Y este mismo es el motivo de por qué la denuncia católica de la situación de crisis en la actual sociedad española apela a la moral personal y a la fe como explicación última y casi única de nuestro fracaso. Dice así: porque la injusticia básica de las estructuras sociales en que operan los poderosos de la sociedad es insalvable sin cambiar a las personas. Y, ¿qué resulta al cabo? Que las personas que una y otra vez conseguimos cambiar desde la fe, no son los poderosos, sino muchos ciudadanos pasando por casi todo, y creando así estados de calma social tan artificiales como injustos. Y cuando son poderosos y creyentes, lo son en mediaciones católicas que no problematizan a fondo ese encuentro. Por eso callamos socialmente como Iglesia en años anteriores a la crisis, salvo en moral sexual y educación. Ahora somos conscientes de aquel clamoroso silencio de la sociedad española, y nosotros en ella. O, ¿tampoco somos conscientes de nuestro clamoroso silencio social en el tiempo de “bonanza” económica?
Hay un momento en que el analista tiene la sensación de que a esta iglesia católica, obsesionada con la pérdida de fieles, ya sólo le importa sumar miembros, el éxito proselitista, – ¡kerigma, kerigma! -, y que todo lo demás es labor de aliño, apenas reflexionado y creído. La evangelización así, nace del miedo y la prisa; malos consejeros; ella dice que nace del valor, pero nace del miedo a la debilidad y la prisa; nace si encarnación social; juega todas sus cartas sociales en la lucha contra el aborto y por la familia, y deja el resto de la vida digna a merced de la meritoria acción de Cáritas, en una sociedad de injusticias sociales, cuyas élites manipulan nuestra generosidad y buena voluntad sin ninguna mala conciencia.
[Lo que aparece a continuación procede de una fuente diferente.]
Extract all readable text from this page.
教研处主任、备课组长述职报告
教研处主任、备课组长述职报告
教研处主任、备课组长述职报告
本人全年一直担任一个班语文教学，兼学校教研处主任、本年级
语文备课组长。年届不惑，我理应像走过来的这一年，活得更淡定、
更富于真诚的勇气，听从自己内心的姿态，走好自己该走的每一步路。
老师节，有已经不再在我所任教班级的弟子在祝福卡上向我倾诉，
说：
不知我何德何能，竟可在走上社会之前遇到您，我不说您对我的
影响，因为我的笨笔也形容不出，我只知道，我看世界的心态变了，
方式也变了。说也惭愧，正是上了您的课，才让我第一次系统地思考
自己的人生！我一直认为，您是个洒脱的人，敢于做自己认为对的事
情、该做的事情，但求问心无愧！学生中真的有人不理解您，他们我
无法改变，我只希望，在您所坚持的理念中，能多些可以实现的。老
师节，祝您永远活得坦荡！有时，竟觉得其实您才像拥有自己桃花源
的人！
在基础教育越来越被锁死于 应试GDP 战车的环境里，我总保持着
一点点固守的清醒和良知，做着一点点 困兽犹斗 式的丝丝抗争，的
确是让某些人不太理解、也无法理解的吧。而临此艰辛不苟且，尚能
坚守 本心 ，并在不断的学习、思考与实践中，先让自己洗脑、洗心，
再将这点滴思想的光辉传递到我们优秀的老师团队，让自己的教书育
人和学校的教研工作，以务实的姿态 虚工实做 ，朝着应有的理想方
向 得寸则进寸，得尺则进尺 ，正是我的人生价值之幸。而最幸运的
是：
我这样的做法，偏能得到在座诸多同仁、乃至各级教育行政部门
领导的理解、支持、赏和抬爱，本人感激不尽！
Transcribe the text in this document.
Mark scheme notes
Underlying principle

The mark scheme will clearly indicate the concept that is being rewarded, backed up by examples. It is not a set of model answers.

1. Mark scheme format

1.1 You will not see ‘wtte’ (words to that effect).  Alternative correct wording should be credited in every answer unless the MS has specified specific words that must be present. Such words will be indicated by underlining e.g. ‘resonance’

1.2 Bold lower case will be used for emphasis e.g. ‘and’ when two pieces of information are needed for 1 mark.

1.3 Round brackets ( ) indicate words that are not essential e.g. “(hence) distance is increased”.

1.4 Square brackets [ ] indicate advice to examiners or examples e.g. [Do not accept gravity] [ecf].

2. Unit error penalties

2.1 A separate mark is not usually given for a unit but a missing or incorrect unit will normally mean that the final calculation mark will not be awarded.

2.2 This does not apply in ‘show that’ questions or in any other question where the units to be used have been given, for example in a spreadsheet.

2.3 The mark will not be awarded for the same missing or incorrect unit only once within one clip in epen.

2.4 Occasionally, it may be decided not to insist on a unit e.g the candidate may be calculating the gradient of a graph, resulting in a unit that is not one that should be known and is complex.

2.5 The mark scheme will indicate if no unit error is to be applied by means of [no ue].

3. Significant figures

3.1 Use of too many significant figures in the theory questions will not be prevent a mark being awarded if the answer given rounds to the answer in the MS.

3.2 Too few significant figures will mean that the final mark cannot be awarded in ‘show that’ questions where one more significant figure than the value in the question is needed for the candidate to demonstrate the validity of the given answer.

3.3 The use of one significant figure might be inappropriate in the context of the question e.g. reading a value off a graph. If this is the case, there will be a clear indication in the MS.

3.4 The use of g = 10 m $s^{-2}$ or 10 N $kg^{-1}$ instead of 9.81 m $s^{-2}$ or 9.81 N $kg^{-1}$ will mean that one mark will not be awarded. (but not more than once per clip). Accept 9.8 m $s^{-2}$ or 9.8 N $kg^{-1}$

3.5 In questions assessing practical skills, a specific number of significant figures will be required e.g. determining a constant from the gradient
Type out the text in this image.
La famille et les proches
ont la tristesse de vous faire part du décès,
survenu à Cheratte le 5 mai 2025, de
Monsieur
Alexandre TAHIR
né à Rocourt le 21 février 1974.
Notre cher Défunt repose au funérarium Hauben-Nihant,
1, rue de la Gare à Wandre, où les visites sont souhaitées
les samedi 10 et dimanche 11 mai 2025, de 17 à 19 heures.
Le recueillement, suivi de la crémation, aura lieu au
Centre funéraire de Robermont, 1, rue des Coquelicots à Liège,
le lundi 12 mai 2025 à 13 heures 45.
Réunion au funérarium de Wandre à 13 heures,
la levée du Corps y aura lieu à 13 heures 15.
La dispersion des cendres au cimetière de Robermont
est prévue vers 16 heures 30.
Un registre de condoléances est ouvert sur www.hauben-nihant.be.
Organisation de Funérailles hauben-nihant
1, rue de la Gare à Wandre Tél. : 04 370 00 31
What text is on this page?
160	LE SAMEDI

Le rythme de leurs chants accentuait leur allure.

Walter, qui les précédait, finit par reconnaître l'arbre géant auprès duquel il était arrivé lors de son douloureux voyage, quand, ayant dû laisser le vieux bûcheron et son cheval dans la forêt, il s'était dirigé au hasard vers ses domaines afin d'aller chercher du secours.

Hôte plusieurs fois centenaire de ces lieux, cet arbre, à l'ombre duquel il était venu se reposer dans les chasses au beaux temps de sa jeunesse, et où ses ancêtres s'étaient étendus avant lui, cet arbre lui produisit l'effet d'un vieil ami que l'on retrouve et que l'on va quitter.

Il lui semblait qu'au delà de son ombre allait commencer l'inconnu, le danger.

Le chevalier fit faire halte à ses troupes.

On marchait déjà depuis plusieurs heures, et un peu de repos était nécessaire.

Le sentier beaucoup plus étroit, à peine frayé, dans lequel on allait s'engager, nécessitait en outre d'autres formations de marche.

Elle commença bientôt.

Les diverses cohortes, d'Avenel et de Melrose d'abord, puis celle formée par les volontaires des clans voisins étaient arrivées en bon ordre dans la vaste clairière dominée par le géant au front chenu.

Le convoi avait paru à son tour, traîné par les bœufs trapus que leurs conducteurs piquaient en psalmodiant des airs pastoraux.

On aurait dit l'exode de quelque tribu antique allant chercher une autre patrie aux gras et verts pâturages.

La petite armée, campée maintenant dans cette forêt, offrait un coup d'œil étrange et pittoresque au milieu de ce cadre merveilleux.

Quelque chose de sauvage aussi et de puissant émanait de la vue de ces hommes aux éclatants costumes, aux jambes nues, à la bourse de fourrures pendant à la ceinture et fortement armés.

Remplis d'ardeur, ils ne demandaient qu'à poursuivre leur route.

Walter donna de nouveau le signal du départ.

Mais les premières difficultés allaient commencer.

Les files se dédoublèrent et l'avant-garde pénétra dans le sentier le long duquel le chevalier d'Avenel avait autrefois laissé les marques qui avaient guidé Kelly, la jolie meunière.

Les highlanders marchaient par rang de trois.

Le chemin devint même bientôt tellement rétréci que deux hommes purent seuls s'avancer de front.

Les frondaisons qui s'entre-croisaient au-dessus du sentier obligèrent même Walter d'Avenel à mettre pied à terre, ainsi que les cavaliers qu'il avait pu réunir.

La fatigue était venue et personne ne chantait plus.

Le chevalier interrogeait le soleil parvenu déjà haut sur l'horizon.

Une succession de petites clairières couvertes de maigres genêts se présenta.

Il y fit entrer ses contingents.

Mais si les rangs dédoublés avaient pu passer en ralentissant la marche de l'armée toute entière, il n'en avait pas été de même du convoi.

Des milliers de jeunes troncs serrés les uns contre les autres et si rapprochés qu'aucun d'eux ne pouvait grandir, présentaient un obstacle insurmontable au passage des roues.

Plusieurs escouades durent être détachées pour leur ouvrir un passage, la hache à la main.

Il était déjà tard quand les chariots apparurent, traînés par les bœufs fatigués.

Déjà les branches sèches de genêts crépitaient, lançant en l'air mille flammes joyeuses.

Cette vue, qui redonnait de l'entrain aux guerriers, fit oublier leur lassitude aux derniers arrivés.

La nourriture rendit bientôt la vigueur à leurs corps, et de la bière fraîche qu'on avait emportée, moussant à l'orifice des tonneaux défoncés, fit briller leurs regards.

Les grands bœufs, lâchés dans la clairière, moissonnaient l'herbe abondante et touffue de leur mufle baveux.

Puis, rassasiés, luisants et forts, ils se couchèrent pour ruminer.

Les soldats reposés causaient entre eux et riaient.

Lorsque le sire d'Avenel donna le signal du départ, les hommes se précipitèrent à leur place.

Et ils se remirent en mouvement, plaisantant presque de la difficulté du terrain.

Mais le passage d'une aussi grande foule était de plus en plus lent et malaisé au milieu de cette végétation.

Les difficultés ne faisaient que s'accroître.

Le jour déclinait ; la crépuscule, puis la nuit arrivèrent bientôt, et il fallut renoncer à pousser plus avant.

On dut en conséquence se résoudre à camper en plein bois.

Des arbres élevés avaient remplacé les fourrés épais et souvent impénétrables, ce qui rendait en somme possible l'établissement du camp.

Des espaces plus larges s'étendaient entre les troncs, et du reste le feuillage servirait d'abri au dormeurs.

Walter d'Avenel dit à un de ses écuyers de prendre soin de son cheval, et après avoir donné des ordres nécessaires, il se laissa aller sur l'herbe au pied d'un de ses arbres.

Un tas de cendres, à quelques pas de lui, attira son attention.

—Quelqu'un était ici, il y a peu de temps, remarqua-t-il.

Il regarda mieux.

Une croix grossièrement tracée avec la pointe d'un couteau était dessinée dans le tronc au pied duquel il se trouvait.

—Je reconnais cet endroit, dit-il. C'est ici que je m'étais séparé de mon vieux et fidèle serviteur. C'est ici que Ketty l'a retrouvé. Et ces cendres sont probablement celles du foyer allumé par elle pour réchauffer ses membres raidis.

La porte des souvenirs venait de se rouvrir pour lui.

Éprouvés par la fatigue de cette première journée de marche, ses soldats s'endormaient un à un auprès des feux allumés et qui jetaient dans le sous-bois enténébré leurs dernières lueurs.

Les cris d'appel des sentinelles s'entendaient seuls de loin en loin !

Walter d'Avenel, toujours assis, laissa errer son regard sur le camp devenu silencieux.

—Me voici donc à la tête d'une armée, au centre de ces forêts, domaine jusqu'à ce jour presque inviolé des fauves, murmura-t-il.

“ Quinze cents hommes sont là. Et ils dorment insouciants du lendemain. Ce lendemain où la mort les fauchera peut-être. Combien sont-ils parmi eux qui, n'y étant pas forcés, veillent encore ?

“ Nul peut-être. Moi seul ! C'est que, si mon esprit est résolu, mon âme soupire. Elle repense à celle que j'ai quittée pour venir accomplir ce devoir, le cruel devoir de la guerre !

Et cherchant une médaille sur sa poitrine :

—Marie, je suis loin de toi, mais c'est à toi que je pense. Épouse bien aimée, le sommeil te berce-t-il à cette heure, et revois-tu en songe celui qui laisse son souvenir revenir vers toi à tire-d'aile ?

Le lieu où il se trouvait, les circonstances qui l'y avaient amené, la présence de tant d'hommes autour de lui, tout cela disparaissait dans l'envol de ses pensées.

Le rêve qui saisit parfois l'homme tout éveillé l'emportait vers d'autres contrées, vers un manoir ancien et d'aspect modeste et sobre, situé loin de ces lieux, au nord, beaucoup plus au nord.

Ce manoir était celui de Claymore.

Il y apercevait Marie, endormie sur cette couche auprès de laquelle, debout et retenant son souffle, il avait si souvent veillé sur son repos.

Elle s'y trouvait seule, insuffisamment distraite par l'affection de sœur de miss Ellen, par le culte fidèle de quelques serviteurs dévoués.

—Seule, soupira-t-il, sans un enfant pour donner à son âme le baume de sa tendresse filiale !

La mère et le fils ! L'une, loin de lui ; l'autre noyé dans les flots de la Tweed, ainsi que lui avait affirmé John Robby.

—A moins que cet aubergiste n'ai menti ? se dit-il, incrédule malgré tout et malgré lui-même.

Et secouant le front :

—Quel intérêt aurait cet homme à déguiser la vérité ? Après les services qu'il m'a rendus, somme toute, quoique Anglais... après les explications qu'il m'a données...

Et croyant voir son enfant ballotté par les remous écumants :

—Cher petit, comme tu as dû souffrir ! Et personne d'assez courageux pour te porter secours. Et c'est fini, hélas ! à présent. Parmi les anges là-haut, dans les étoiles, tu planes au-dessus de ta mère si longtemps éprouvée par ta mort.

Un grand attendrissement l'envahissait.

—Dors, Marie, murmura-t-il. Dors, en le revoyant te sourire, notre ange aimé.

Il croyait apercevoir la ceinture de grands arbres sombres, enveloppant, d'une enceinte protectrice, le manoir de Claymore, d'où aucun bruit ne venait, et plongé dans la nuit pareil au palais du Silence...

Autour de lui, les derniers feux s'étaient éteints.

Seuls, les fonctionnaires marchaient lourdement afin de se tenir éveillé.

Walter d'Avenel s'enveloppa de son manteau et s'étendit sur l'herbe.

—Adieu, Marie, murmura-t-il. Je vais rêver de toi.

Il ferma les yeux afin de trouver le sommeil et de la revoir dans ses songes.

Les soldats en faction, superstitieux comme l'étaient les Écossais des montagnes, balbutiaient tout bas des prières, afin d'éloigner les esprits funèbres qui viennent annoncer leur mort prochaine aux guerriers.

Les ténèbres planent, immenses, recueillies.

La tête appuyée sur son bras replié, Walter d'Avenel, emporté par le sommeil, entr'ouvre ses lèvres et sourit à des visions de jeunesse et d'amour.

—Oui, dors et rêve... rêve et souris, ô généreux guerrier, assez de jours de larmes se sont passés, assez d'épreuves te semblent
Y como el catolicismo tiene prisa por evangelizar, – ¡kerigma, kerigma!, ya no piensa en las servidumbres al poder que una evangelización desencarnada acarrea. Terminamos muriendo al Evangelio para revivir como grupo socia. Demasiado precio.
Esto es lo que pienso de esa moral católica pansexualista y sin historia social. Ni siquiera digo que, si encarna socialmente sus valoraciones y denuncias, ya es seguro que va a acertar en ellas; no, no, la cosa es más compleja que eso; pero sin acoger la inmoralidad en su dimensión social y de estructuras, el discurso moral neotradicional nace sin alas. No se tiene de pie. Y la evangelización subsiguiente queda lastrada sin remedio.